What is a woman? The answer is simple if you don’t factor in science. If you only believe what your high school biology teacher told you in the 1970s or earlier. If you think your pastor, priest or spiritual leader is the only one who has life’s answers – and if they think that, too.
If you still rely on the gender descriptions in one of those books parents gave children when they were about to hit puberty 45 years ago.
But if you’ve been keeping up – even casually – with medical science, you know the answer isn’t simple. At least not for one out of every 100 people, according to the experts.
Of course, that won’t stop the Alabama Legislature from passing HB405 and making life even more difficult for Alabamians who don’t fit into traditional gender or sex categories. It will just be another attempt to use the resources of the government to enforce their values on everyone else.
HB405 is sponsored by Rep. Susan DuBose. The Hoover Republican wants the state of Alabama to wade into the choppy waters of genetics, anatomy and physiology without the benefit of understanding the scientific complexities waiting there. If passed, legal definitions for the words man, woman, boy, girl, father, mother, male, female, and sex will signal to the world that our understanding of medical science is far behind everyone else.
DuBose calls HB405 the “What is a Woman Act.” And it will yank Alabama back into the Dark Ages – medically, scientifically, socially and spiritually.
Section 2 of the bill declares: “(a) The Legislature finds and declares all of the following: (1) For purposes of state law, an individual’s ‘sex’ is defined as his or her biological sex, either male or female, at birth. (2) For purposes of state law, a “female” is an individual whose biological reproductive system is designed to produce ova, and a “male” is an individual whose biological reproductive system is designed to fertilize the ova of a female.

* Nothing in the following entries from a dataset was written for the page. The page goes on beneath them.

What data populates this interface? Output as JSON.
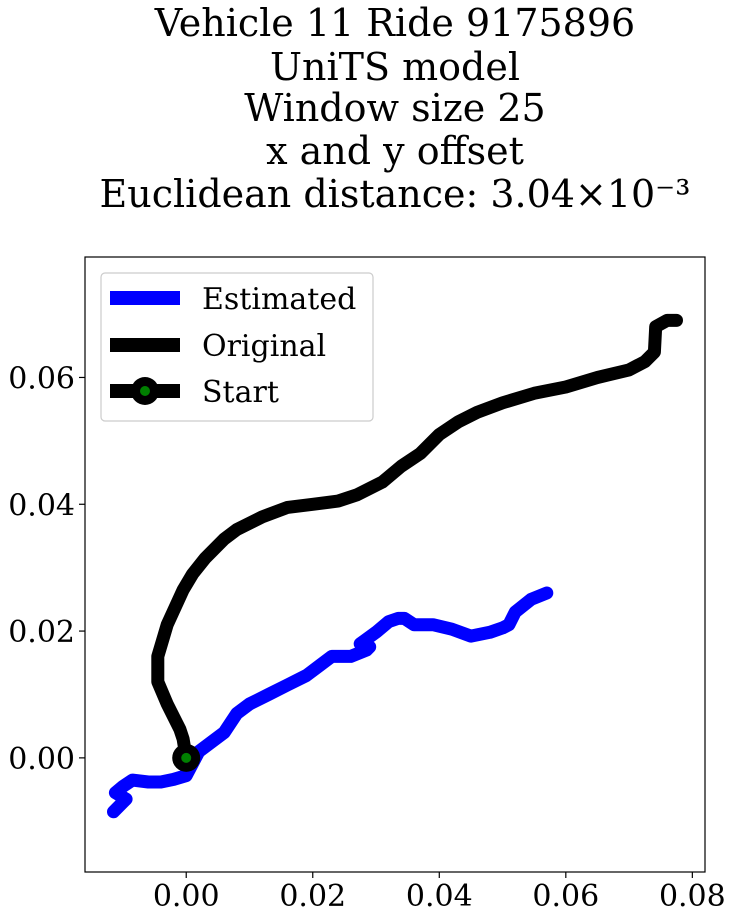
{
  "chart_data": {
    "type": "line",
    "title_lines": [
      "Vehicle 11 Ride 9175896",
      "UniTS model",
      "Window size 25",
      "x and y offset",
      "Euclidean distance: 3.04×10⁻³"
    ],
    "xlim": [
      -0.016,
      0.082
    ],
    "ylim": [
      -0.018,
      0.079
    ],
    "xticks": [
      0.0,
      0.02,
      0.04,
      0.06,
      0.08
    ],
    "xtick_labels": [
      "0.00",
      "0.02",
      "0.04",
      "0.06",
      "0.08"
    ],
    "yticks": [
      0.0,
      0.02,
      0.04,
      0.06
    ],
    "ytick_labels": [
      "0.00",
      "0.02",
      "0.04",
      "0.06"
    ],
    "grid": false,
    "legend_position": "upper-left",
    "series": [
      {
        "name": "Estimated",
        "color": "#0000ff",
        "points": [
          [
            -0.0115,
            -0.0085
          ],
          [
            -0.0105,
            -0.0075
          ],
          [
            -0.0095,
            -0.0065
          ],
          [
            -0.0112,
            -0.0055
          ],
          [
            -0.01,
            -0.0045
          ],
          [
            -0.0085,
            -0.0035
          ],
          [
            -0.006,
            -0.0038
          ],
          [
            -0.004,
            -0.0038
          ],
          [
            -0.002,
            -0.0034
          ],
          [
            0.0,
            -0.0028
          ],
          [
            0.002,
            0.001
          ],
          [
            0.006,
            0.004
          ],
          [
            0.008,
            0.007
          ],
          [
            0.01,
            0.0085
          ],
          [
            0.013,
            0.01
          ],
          [
            0.016,
            0.0115
          ],
          [
            0.019,
            0.013
          ],
          [
            0.021,
            0.0145
          ],
          [
            0.023,
            0.016
          ],
          [
            0.026,
            0.016
          ],
          [
            0.0285,
            0.017
          ],
          [
            0.029,
            0.0175
          ],
          [
            0.0275,
            0.018
          ],
          [
            0.03,
            0.0198
          ],
          [
            0.032,
            0.0215
          ],
          [
            0.0335,
            0.022
          ],
          [
            0.0345,
            0.022
          ],
          [
            0.036,
            0.021
          ],
          [
            0.039,
            0.021
          ],
          [
            0.042,
            0.0203
          ],
          [
            0.045,
            0.0192
          ],
          [
            0.048,
            0.0198
          ],
          [
            0.05,
            0.0205
          ],
          [
            0.051,
            0.021
          ],
          [
            0.052,
            0.023
          ],
          [
            0.0545,
            0.025
          ],
          [
            0.057,
            0.026
          ]
        ]
      },
      {
        "name": "Original",
        "color": "#000000",
        "points": [
          [
            0.0,
            0.0
          ],
          [
            -0.0005,
            0.003
          ],
          [
            -0.001,
            0.0045
          ],
          [
            -0.003,
            0.0085
          ],
          [
            -0.0045,
            0.012
          ],
          [
            -0.0045,
            0.016
          ],
          [
            -0.003,
            0.021
          ],
          [
            -0.0005,
            0.0265
          ],
          [
            0.001,
            0.029
          ],
          [
            0.003,
            0.0315
          ],
          [
            0.006,
            0.0345
          ],
          [
            0.008,
            0.036
          ],
          [
            0.012,
            0.038
          ],
          [
            0.016,
            0.0395
          ],
          [
            0.02,
            0.04
          ],
          [
            0.024,
            0.0405
          ],
          [
            0.027,
            0.0415
          ],
          [
            0.031,
            0.0435
          ],
          [
            0.034,
            0.046
          ],
          [
            0.037,
            0.048
          ],
          [
            0.04,
            0.051
          ],
          [
            0.043,
            0.053
          ],
          [
            0.046,
            0.0545
          ],
          [
            0.05,
            0.056
          ],
          [
            0.055,
            0.0575
          ],
          [
            0.06,
            0.0585
          ],
          [
            0.065,
            0.06
          ],
          [
            0.07,
            0.0612
          ],
          [
            0.0725,
            0.0625
          ],
          [
            0.074,
            0.064
          ],
          [
            0.0742,
            0.068
          ],
          [
            0.076,
            0.069
          ],
          [
            0.0775,
            0.069
          ]
        ]
      },
      {
        "name": "Start",
        "color": "#000000",
        "marker_face": "#008000",
        "points": [
          [
            0.0,
            0.0
          ]
        ]
      }
    ]
  }
}
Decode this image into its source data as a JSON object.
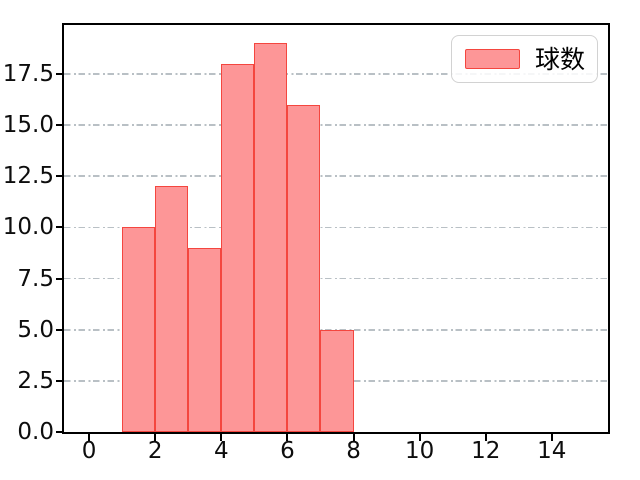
{
  "colors": {
    "bar_fill": "#fd9697",
    "bar_edge": "#f4463f",
    "grid": "#b9c0c5",
    "spine": "#000000",
    "legend_border": "#d2d2d2",
    "legend_bg": "rgba(255,255,255,0.85)"
  },
  "chart_data": {
    "type": "bar",
    "subtype": "histogram",
    "title": "",
    "xlabel": "",
    "ylabel": "",
    "bin_edges": [
      1,
      2,
      3,
      4,
      5,
      6,
      7,
      8
    ],
    "values": [
      10,
      12,
      9,
      18,
      19,
      16,
      5
    ],
    "series": [
      {
        "name": "球数",
        "values": [
          10,
          12,
          9,
          18,
          19,
          16,
          5
        ]
      }
    ],
    "xticks": [
      "0",
      "2",
      "4",
      "6",
      "8",
      "10",
      "12",
      "14"
    ],
    "xtick_values": [
      0,
      2,
      4,
      6,
      8,
      10,
      12,
      14
    ],
    "yticks": [
      "0.0",
      "2.5",
      "5.0",
      "7.5",
      "10.0",
      "12.5",
      "15.0",
      "17.5"
    ],
    "ytick_values": [
      0,
      2.5,
      5,
      7.5,
      10,
      12.5,
      15,
      17.5
    ],
    "xlim": [
      -0.76,
      15.7
    ],
    "ylim": [
      0,
      19.89
    ],
    "grid": {
      "axis": "y",
      "linestyle": "dashdot"
    },
    "legend": {
      "label": "球数",
      "position": "upper-right"
    }
  }
}
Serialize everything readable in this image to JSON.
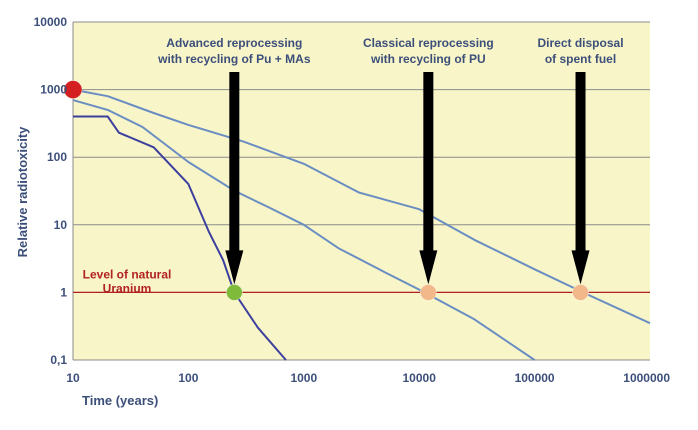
{
  "chart_data": {
    "type": "line",
    "title": "",
    "xlabel": "Time (years)",
    "ylabel": "Relative radiotoxicity",
    "xscale": "log",
    "yscale": "log",
    "xlim": [
      10,
      1000000
    ],
    "ylim": [
      0.1,
      10000
    ],
    "x_ticks": [
      {
        "value": 10,
        "label": "10"
      },
      {
        "value": 100,
        "label": "100"
      },
      {
        "value": 1000,
        "label": "1000"
      },
      {
        "value": 10000,
        "label": "10000"
      },
      {
        "value": 100000,
        "label": "100000"
      },
      {
        "value": 1000000,
        "label": "1000000"
      }
    ],
    "y_ticks": [
      {
        "value": 10000,
        "label": "10000"
      },
      {
        "value": 1000,
        "label": "1000"
      },
      {
        "value": 100,
        "label": "100"
      },
      {
        "value": 10,
        "label": "10"
      },
      {
        "value": 1,
        "label": "1"
      },
      {
        "value": 0.1,
        "label": "0,1"
      }
    ],
    "grid": true,
    "series": [
      {
        "name": "Direct disposal of spent fuel",
        "color": "#6a8dc2",
        "points": [
          [
            10,
            1000
          ],
          [
            20,
            800
          ],
          [
            50,
            450
          ],
          [
            100,
            300
          ],
          [
            300,
            170
          ],
          [
            1000,
            80
          ],
          [
            3000,
            30
          ],
          [
            10000,
            17
          ],
          [
            30000,
            6
          ],
          [
            100000,
            2.2
          ],
          [
            300000,
            0.9
          ],
          [
            1000000,
            0.35
          ]
        ]
      },
      {
        "name": "Classical reprocessing with recycling of PU",
        "color": "#6a8dc2",
        "points": [
          [
            10,
            700
          ],
          [
            20,
            500
          ],
          [
            40,
            280
          ],
          [
            100,
            85
          ],
          [
            250,
            32
          ],
          [
            500,
            18
          ],
          [
            1000,
            10
          ],
          [
            2000,
            4.5
          ],
          [
            5000,
            2
          ],
          [
            10000,
            1.1
          ],
          [
            30000,
            0.4
          ],
          [
            100000,
            0.1
          ]
        ]
      },
      {
        "name": "Advanced reprocessing with recycling of Pu + MAs",
        "color": "#3d3f9e",
        "points": [
          [
            10,
            400
          ],
          [
            20,
            400
          ],
          [
            25,
            230
          ],
          [
            50,
            140
          ],
          [
            80,
            60
          ],
          [
            100,
            40
          ],
          [
            150,
            8
          ],
          [
            200,
            3
          ],
          [
            250,
            1
          ],
          [
            400,
            0.3
          ],
          [
            700,
            0.1
          ]
        ]
      }
    ],
    "hline": {
      "value": 1,
      "color": "#b22222",
      "label_lines": [
        "Level of natural",
        "Uranium"
      ]
    },
    "arrows": [
      {
        "x": 250,
        "label_lines": [
          "Advanced reprocessing",
          "with recycling of Pu + MAs"
        ]
      },
      {
        "x": 12000,
        "label_lines": [
          "Classical reprocessing",
          "with recycling of PU"
        ]
      },
      {
        "x": 250000,
        "label_lines": [
          "Direct disposal",
          "of spent fuel"
        ]
      }
    ],
    "markers": [
      {
        "name": "start-marker",
        "x": 10,
        "y": 1000,
        "color": "#d42020",
        "size": 9
      },
      {
        "name": "advanced-uranium-crossing-marker",
        "x": 250,
        "y": 1,
        "color": "#7fba3a",
        "size": 8
      },
      {
        "name": "classical-uranium-crossing-marker",
        "x": 12000,
        "y": 1,
        "color": "#f3b88a",
        "size": 8
      },
      {
        "name": "direct-uranium-crossing-marker",
        "x": 250000,
        "y": 1,
        "color": "#f3b88a",
        "size": 8
      }
    ]
  },
  "colors": {
    "plot_background": "#f8f5c8",
    "grid": "#8c8c8c",
    "axis_text": "#3c4f7a",
    "arrow": "#000000"
  }
}
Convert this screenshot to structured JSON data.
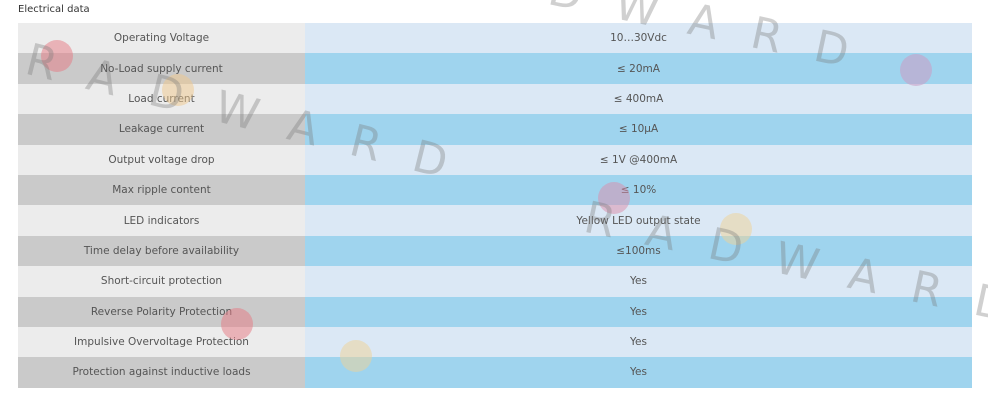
{
  "header": {
    "title": "Electrical data"
  },
  "table": {
    "rows": [
      [
        "Operating Voltage",
        "10…30Vdc"
      ],
      [
        "No-Load supply current",
        "≤ 20mA"
      ],
      [
        "Load current",
        "≤ 400mA"
      ],
      [
        "Leakage current",
        "≤ 10µA"
      ],
      [
        "Output voltage drop",
        "≤ 1V @400mA"
      ],
      [
        "Max ripple content",
        "≤ 10%"
      ],
      [
        "LED indicators",
        "Yellow LED output state"
      ],
      [
        "Time delay before availability",
        "≤100ms"
      ],
      [
        "Short-circuit protection",
        "Yes"
      ],
      [
        "Reverse Polarity Protection",
        "Yes"
      ],
      [
        "Impulsive Overvoltage Protection",
        "Yes"
      ],
      [
        "Protection against inductive loads",
        "Yes"
      ]
    ]
  },
  "watermark": "RADWARD"
}
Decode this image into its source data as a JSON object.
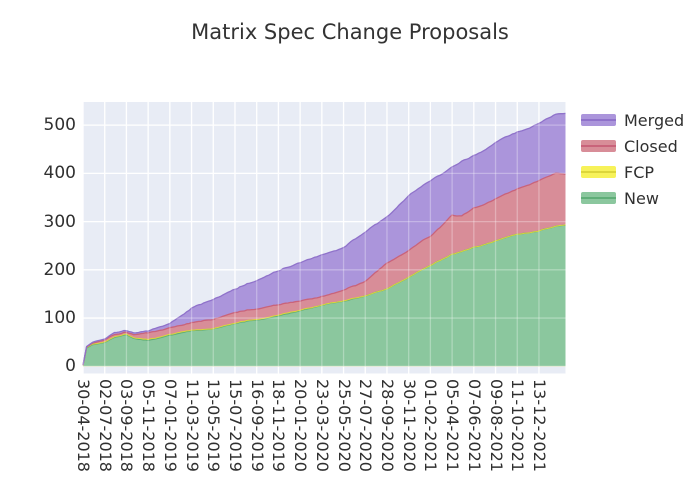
{
  "chart_data": {
    "type": "area",
    "stacked": true,
    "title": "Matrix Spec Change Proposals",
    "xlabel": "",
    "ylabel": "",
    "grid": true,
    "legend_position": "right-top-outside",
    "y_ticks": [
      0,
      100,
      200,
      300,
      400,
      500
    ],
    "ylim": [
      -15,
      548
    ],
    "x_tick_labels": [
      "30-04-2018",
      "02-07-2018",
      "03-09-2018",
      "05-11-2018",
      "07-01-2019",
      "11-03-2019",
      "13-05-2019",
      "15-07-2019",
      "16-09-2019",
      "18-11-2019",
      "20-01-2020",
      "23-03-2020",
      "25-05-2020",
      "27-07-2020",
      "28-09-2020",
      "30-11-2020",
      "01-02-2021",
      "05-04-2021",
      "07-06-2021",
      "09-08-2021",
      "11-10-2021",
      "13-12-2021"
    ],
    "x_tick_weeks": [
      0,
      9,
      18,
      27,
      36,
      45,
      54,
      63,
      72,
      81,
      90,
      99,
      108,
      117,
      126,
      135,
      144,
      153,
      162,
      171,
      180,
      189
    ],
    "x_range_weeks": [
      0,
      200
    ],
    "series_order_bottom_to_top": [
      "New",
      "FCP",
      "Closed",
      "Merged"
    ],
    "legend_order": [
      "Merged",
      "Closed",
      "FCP",
      "New"
    ],
    "samples": {
      "weeks": [
        0,
        1.5,
        4,
        9,
        13,
        18,
        21,
        27,
        36,
        45,
        54,
        63,
        72,
        81,
        90,
        99,
        108,
        117,
        126,
        135,
        144,
        153,
        157,
        162,
        171,
        180,
        189,
        196,
        200
      ],
      "New": [
        2,
        38,
        45,
        50,
        62,
        68,
        60,
        55,
        66,
        75,
        79,
        88,
        97,
        107,
        117,
        128,
        137,
        148,
        159,
        183,
        207,
        231,
        236,
        245,
        258,
        272,
        279,
        288,
        292
      ],
      "FCP": [
        0,
        1,
        1,
        1,
        1,
        1,
        1,
        2,
        2,
        2,
        2,
        2,
        2,
        2,
        2,
        2,
        2,
        2,
        2,
        2,
        2,
        2,
        2,
        2,
        2,
        2,
        2,
        2,
        3
      ],
      "Closed": [
        0,
        1,
        2,
        4,
        5,
        5,
        9,
        15,
        14,
        15,
        17,
        20,
        20,
        21,
        19,
        18,
        21,
        29,
        53,
        56,
        60,
        82,
        74,
        81,
        85,
        92,
        102,
        108,
        104
      ],
      "Merged": [
        1,
        1,
        2,
        2,
        5,
        6,
        6,
        5,
        11,
        32,
        44,
        49,
        60,
        70,
        79,
        87,
        87,
        101,
        96,
        114,
        114,
        99,
        112,
        109,
        115,
        117,
        117,
        120,
        124
      ]
    },
    "colors": {
      "figure_bg": "#ffffff",
      "plot_bg": "#e8ecf5",
      "grid": "#ffffff",
      "text": "#333333",
      "New": {
        "fill": "#8bc79e",
        "edge": "#5fae78"
      },
      "FCP": {
        "fill": "#f7f259",
        "edge": "#dcd63a"
      },
      "Closed": {
        "fill": "#d88d98",
        "edge": "#c9637a"
      },
      "Merged": {
        "fill": "#ab95db",
        "edge": "#8f72ca"
      }
    }
  }
}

Science disputes this nonsense. Nonsense because of its archaic simplicity. Its woeful incompleteness. Its easily disprovable premise.
The world-renowned Cleveland Clinic spells it out clearly on its website. As I alluded to earlier, for every 100 people, one is what medical scientists call intersex. Intersex people are born with anatomical and biological contradictions.
Their genitals, chromosomes or reproductive organs don’t conform to the conventional ideas about gender. There are about 40 variations of being intersex, but the two most common are people who have mismatched genitals and sex organs, and those with an unusual combination of chromosomes.
An intersex person may have a penis, for example, but their internal reproductive anatomy may be ovarian. Or they may have high estrogen levels instead of testosterone. Instead of the conventional combination of chromosomes – XY for males and XX for females – they may have some other combination, placing them outside of the binary female/male model that we were taught to expect as children.
Intersex people aren’t the byproduct of some political agenda. Being intersex isn’t something they chose to rebel against Christianity, the Bible or God. It’s how they came into the world. And being intersex may affect how they decide to identify and present themselves to the rest of us.
Some will identify publicly as intersex. Others as nonbinary or some other nontraditional gender category, including transgender.
Their sexual orientation may be straight. Or not.
HB405 doesn’t address any of this. It ignores intersex people. Denies that they exist – just as it does other people in the LGBTQ community.
Even though one out of 100 are estimated to be intersex. That’s 50,000 Alabamians – nearly the entire city of Madison. Or all of Dale County.
And that’s what makes it so disturbing. It asks a question that can only be answered truthfully by medical science – while legally imposing an answer that has no scientific basis at all.
Welcome to that Alabama state of mind.